Koalas, although rare, are widespread up and down the east coast of Australia in Sclerophyll forests and woodlands on either side of the Great Dividing Range down into the Mt Lofty Ranges in SA.
Koalas are arboreal specialists and, on the ground, very awkward! Despite this awkwardness, koalas can also run and swim!
They uncharacteristically also have a very loud voice, with males bellowing and snorting during the spring and summer seasons in response to territorial conflict as well as the mating urge.
The Koala is also synonymous with its association to the eucalyptus tree, and the two of them go hand in hand.

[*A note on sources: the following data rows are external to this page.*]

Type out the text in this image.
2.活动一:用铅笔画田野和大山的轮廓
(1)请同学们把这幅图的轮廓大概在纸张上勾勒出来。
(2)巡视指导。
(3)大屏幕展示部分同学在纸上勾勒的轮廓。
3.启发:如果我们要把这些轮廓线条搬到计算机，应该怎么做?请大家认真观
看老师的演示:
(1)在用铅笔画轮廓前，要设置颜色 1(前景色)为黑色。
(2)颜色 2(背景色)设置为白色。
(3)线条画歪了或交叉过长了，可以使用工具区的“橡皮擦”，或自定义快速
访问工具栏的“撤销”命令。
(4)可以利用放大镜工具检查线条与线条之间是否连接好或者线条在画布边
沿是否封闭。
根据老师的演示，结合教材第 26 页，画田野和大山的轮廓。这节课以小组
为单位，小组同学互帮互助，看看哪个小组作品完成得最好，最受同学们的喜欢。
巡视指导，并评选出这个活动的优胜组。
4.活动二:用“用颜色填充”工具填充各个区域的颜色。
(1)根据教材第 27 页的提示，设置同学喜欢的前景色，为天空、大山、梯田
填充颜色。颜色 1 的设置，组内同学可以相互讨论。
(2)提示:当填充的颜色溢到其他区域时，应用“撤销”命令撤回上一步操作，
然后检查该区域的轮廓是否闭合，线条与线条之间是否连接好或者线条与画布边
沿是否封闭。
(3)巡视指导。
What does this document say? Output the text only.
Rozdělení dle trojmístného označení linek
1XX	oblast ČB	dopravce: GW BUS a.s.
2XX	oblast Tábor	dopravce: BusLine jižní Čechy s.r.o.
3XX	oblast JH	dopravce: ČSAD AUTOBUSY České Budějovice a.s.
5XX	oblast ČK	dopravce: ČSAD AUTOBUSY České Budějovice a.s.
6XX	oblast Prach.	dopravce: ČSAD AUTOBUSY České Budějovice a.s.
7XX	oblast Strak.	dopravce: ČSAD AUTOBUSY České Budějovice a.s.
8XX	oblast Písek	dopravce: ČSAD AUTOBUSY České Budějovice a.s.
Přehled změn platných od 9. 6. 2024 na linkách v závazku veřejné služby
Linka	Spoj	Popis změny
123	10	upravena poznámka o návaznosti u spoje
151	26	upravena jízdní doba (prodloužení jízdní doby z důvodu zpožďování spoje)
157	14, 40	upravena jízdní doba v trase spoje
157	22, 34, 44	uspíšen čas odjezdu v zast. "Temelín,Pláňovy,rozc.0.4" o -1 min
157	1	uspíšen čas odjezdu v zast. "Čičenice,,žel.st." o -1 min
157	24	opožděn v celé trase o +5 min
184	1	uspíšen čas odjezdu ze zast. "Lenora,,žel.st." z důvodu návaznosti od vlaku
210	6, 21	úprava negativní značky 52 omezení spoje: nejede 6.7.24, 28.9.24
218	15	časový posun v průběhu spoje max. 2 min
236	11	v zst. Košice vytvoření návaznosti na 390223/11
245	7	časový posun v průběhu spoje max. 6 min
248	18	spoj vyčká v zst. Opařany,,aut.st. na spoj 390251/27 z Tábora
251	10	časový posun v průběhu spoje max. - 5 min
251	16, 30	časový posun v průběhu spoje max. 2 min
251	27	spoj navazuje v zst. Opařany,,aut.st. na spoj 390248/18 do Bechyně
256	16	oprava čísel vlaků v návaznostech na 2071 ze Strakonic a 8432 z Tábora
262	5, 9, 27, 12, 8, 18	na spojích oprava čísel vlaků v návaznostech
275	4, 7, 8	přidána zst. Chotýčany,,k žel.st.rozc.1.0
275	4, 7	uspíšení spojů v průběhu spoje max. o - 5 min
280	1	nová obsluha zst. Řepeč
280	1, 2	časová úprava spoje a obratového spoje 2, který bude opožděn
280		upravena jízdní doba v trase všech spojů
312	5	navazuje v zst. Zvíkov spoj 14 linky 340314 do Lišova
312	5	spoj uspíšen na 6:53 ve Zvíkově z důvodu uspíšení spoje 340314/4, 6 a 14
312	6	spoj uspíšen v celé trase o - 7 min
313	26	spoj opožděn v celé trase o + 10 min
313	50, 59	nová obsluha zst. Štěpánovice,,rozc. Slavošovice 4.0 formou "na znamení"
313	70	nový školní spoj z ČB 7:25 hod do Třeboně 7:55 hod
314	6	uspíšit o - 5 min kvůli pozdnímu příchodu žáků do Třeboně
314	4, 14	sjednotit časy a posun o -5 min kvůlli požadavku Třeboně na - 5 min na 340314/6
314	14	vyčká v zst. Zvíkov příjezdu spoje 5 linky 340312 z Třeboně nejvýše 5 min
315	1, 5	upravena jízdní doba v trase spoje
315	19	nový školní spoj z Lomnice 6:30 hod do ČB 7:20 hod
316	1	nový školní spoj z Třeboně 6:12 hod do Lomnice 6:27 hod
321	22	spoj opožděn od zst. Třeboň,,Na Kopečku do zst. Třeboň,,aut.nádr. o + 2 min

They eat from 500g - 1kg of leaves per day. The gum tree produces toxic chemicals as protection, but the koalas digestive system is designed to detoxify these poisons. A keen sense of smell also assists them in choosing the least toxic leaves to eat.
Eucalyptus leaves are very unpalatable, and the Koala’s digestive system needs to work very hard getting enough sustenance to keep energy levels up. To combat this, koalas sleep between 17-20 hours per day, allowing their body to detoxify, break down, and utilise the limited nutritional content in the leaves. These leaves work their way through a micro bacterial factory in the world’s proportionally longest caecum and begin to break down.
Did You Know?
Before koala joeys start to eat Eucalyptus leaves, they eat what is called pap, The pap is their first solid food and comprises of decomposed elements of eucalyptus leaves which carry a lot of nutrition to help develop their digestive system.